Two members of the council’s Public Works Committee agreed Friday. Instead of merely voting to ban the sale in Hollywood during special events, as called for under Councilman Eric Garcetti’s original proposal, Councilmen Greig Smith and Tom LaBonge decided that Los Angeles should ban possession on all city property.
If the full council agrees, Los Angeles will join other cities, including New Orleans and Santa Clarita, that have restricted the toy.
Garcetti’s office said Friday that it was not his intention to push for a citywide ban and that he has not reviewed the new proposed ordinance.
The idea didn’t go over too well along Hollywood Boulevard on Friday afternoon. “I can’t believe they spent five minutes even debating that,” said Jason Palmer, 31, who lives in West Los Angeles. “That’s like saying you can’t have confetti or rice at a wedding.”
Eldy Miguel 15, a student at Hollywood High, agreed. “Really, who is going to get mad at silly string? You just take it off.”
The proposal drew a raised eyebrow from one student of politics.
Larry Berg, retired director of the Jesse M. Unruh Institute of Politics at USC, suggested that maybe some council members have “too much time on their hands.”
“They ought to be able to find something better to do, like how to get a budget in Sacramento,” he said. “Financing the city of Los Angeles is as important to the quality of life as silly string.”
But Downing, the Hollywood police officer, said string battles can spark fights, leading to not just violent clashes, but increased financial liability for the city.
Kerry Morrison, executive director of the Hollywood Entertainment District, which pushed to outlaw silly string in Hollywood, said: “We’re trying to avoid a disaster waiting to happen.”
County Sheriff’s Lt. Mike Parker, who is responsible for policing the Red Line station in Hollywood, added that people spraying silly string go into the subways, dropping cans as they go, and putting travelers at risk of slipping and falling onto the electrified rail.
Council members said it also creates an environmental disaster after the annual Halloween revelry, as tangles of the string stick to buildings and trees and wash into storm drains.
If the law is approved, stores would still be able to sell silly string, but vendors who sell it from backpacks and strollers would no longer be able to ply city streets. People would still be able to spray it during parties -- just not in public parks or on city streets.
That would presumably include Richard Riordan, who on his last day as mayor three years ago gleefully sprayed silly string on two television news anchors, who returned fire with their own canisters.

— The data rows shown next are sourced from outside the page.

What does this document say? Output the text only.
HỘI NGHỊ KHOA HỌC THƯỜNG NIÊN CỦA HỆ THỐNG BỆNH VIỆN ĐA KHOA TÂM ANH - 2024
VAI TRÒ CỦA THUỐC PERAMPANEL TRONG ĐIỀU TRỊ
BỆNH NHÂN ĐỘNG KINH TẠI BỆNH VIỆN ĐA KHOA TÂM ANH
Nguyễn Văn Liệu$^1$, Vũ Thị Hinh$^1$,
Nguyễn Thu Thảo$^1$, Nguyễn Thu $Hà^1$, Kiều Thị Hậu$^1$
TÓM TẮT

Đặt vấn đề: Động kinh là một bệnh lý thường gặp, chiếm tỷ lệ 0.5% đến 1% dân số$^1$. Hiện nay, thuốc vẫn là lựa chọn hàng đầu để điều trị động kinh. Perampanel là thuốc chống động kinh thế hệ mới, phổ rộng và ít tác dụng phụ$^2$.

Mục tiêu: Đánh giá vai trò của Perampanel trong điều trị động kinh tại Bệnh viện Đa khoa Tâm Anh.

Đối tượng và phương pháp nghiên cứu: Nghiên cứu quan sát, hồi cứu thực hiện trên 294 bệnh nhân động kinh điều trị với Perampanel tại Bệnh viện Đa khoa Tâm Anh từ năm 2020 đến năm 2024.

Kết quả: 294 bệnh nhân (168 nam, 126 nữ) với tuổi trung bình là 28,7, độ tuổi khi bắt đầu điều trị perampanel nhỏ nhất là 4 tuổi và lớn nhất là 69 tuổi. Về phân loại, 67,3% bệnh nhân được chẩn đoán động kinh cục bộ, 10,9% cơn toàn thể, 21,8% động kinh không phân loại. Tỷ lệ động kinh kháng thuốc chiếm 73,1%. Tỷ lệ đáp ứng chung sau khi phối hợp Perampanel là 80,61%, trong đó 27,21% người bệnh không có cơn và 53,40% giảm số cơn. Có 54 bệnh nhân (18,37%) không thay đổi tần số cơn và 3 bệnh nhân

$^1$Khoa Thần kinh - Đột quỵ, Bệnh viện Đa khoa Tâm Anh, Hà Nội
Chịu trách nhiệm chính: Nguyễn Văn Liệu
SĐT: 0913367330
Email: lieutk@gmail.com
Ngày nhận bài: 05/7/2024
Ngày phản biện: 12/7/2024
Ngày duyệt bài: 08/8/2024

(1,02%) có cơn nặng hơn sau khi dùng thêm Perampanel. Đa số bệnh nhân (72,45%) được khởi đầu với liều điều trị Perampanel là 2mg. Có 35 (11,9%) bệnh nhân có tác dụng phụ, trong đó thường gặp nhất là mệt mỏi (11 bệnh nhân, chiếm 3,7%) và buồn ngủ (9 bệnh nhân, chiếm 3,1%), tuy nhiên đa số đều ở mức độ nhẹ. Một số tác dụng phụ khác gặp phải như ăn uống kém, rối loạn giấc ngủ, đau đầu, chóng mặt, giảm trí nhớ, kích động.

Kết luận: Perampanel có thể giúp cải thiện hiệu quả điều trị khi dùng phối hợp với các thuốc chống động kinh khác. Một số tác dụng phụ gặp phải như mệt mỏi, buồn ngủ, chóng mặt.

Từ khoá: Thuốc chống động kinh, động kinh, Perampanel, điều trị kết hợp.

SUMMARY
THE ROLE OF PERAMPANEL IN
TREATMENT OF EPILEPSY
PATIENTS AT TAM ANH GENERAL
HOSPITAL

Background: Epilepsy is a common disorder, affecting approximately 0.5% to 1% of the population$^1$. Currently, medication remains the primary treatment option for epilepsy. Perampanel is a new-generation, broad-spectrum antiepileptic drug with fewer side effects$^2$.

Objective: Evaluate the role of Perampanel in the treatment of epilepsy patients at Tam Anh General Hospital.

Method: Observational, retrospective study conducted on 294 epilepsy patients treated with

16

LaBonge cited environmental concerns for extending the ban to public property citywide, saying that the string washes out to sea, harming marine life. “My son Charles likes silly string a lot, but he likes the dolphins better. He’ll learn to live without it,” he said.
Some merchants who sell silly string said they were not opposed.
“I kind of like the idea,” said Jeff Thomas, who manages Hollywood Magic, a store on Hollywood Boulevard. Thomas said the store often sells out of the string on Halloween, but the day after the holiday “our street is destroyed.”